First, it further underlines the fact that ischaemic stroke is a dynamic process that evolves over many hours, even days, offering many opportunities to intervene to break the vicious downward spiral of progressing tissue damage. There is increasing evidence of persisting viable neurones at up to 24, 48 [26] and even 52 h after stroke [81], and further evidence of ongoing tissue damage with neuronal death after that [110]. We should not write off all hope of acute intervention at 3, 4.5 or 6 h when in fact the damage is just beginning. Yes, restoring tissue perfusion as quickly as possible is the number one goal, but opening the parent artery occlusion is just the beginning.
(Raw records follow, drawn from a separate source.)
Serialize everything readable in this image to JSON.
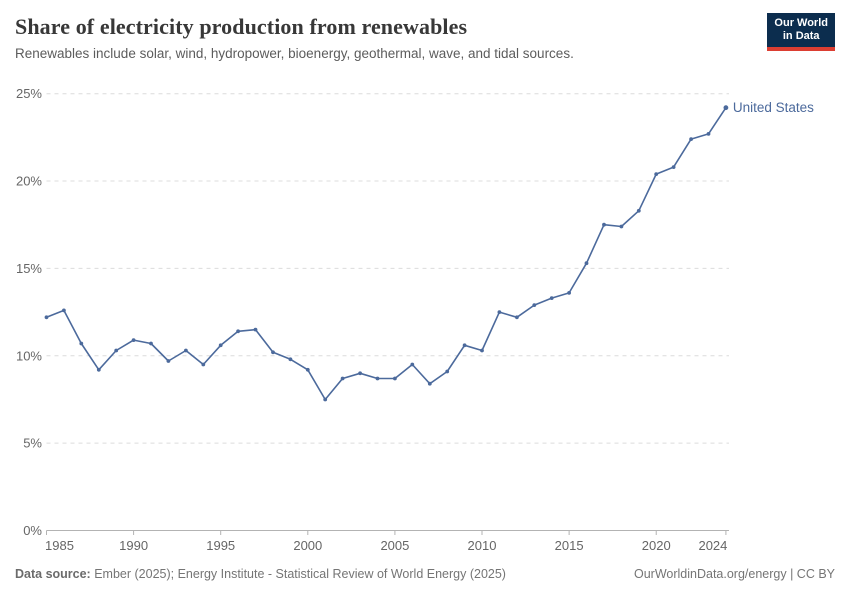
{
  "header": {
    "title": "Share of electricity production from renewables",
    "subtitle": "Renewables include solar, wind, hydropower, bioenergy, geothermal, wave, and tidal sources.",
    "logo": {
      "line1": "Our World",
      "line2": "in Data",
      "bg_color": "#0c2d4e",
      "accent_color": "#dc3e32"
    }
  },
  "chart_data": {
    "type": "line",
    "title": "Share of electricity production from renewables",
    "xlabel": "",
    "ylabel": "",
    "xlim": [
      1985,
      2024
    ],
    "ylim": [
      0,
      25
    ],
    "xticks": [
      1985,
      1990,
      1995,
      2000,
      2005,
      2010,
      2015,
      2020,
      2024
    ],
    "yticks": [
      0,
      5,
      10,
      15,
      20,
      25
    ],
    "ytick_suffix": "%",
    "grid": "horizontal-dashed",
    "legend_position": "line-end-label",
    "x": [
      1985,
      1986,
      1987,
      1988,
      1989,
      1990,
      1991,
      1992,
      1993,
      1994,
      1995,
      1996,
      1997,
      1998,
      1999,
      2000,
      2001,
      2002,
      2003,
      2004,
      2005,
      2006,
      2007,
      2008,
      2009,
      2010,
      2011,
      2012,
      2013,
      2014,
      2015,
      2016,
      2017,
      2018,
      2019,
      2020,
      2021,
      2022,
      2023,
      2024
    ],
    "series": [
      {
        "name": "United States",
        "color": "#4C6A9C",
        "values": [
          12.2,
          12.6,
          10.7,
          9.2,
          10.3,
          10.9,
          10.7,
          9.7,
          10.3,
          9.5,
          10.6,
          11.4,
          11.5,
          10.2,
          9.8,
          9.2,
          7.5,
          8.7,
          9.0,
          8.7,
          8.7,
          9.5,
          8.4,
          9.1,
          10.6,
          10.3,
          12.5,
          12.2,
          12.9,
          13.3,
          13.6,
          15.3,
          17.5,
          17.4,
          18.3,
          20.4,
          20.8,
          22.4,
          22.7,
          24.2
        ]
      }
    ],
    "axis_colors": {
      "grid": "#dcdcdc",
      "axis_line": "#b3b3b3",
      "tick_text": "#666666"
    }
  },
  "footer": {
    "datasource_label": "Data source:",
    "datasource_text": " Ember (2025); Energy Institute - Statistical Review of World Energy (2025)",
    "credit": "OurWorldinData.org/energy | CC BY"
  }
}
From all that has been said thus far, it must be patently obvious that the damage is not all done in the first few hours, but that the acute stroke lesion is a dynamic process that goes on evolving over hours, days and possibly weeks after the stroke. The totality of the randomized thrombolysis trials shows potential benefit in selected patients up to 24 h [22] as well as the observational studies [21]. Different processes likely act at different times, but the net effect is a series of events whose risk is increased or decreased by immediately preceding events as well as by the patient’s underlying health state and key factors about the stroke. Time from symptom onset alone is almost certainly too crude for treatment decisions, and different decisions are probably required at different stages, probably guided by information from imaging. For some patients, 3 h may already be too late, whereas for others there may be important amounts of penumbral tissue for 9 h, possibly even 12 h after stroke that would benefit from recanalization therapies.
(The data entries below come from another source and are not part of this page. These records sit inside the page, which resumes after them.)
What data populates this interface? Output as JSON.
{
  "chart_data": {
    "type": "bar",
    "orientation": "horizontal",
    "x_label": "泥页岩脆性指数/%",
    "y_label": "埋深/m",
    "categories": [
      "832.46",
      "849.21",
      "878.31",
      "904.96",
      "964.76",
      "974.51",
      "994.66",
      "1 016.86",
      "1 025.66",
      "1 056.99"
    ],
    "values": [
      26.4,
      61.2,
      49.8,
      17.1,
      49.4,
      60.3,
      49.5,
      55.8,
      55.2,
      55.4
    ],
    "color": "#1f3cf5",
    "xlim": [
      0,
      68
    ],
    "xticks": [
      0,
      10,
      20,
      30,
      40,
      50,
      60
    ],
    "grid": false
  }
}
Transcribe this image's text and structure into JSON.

Thereafter, whilst the debate on the merits of penumbral imaging continues [20, 85, 111, 112], efforts should be focused on finding ways of diminishing the likelihood of no reflow, maintaining vascular patency at the capillary level, reducing lesion swelling and preserving adjacent tissue. Factors that contribute to failure of tissue reperfusion at later times present a target for therapeutic intervention which could start hours after the acute stroke, widening the therapeutic window to those patients who still do not reach hospital within the first few hours. Agents which prevented arteriolar re-thrombosis after successful recanalization, or can reduce microvascular occlusion, even simple factors like adequate hydration, could provide important additive benefits after recanalization therapies, or be used in patients who arrived too late for thrombolysis to be used safely. It is long overdue that we start thinking of acute stroke treatment as a continuum, that we recognize the dynamic nature of the brain lesion and adopt a more holistic approach to understanding the pathophysiology, rather than just giving up after the first few hours.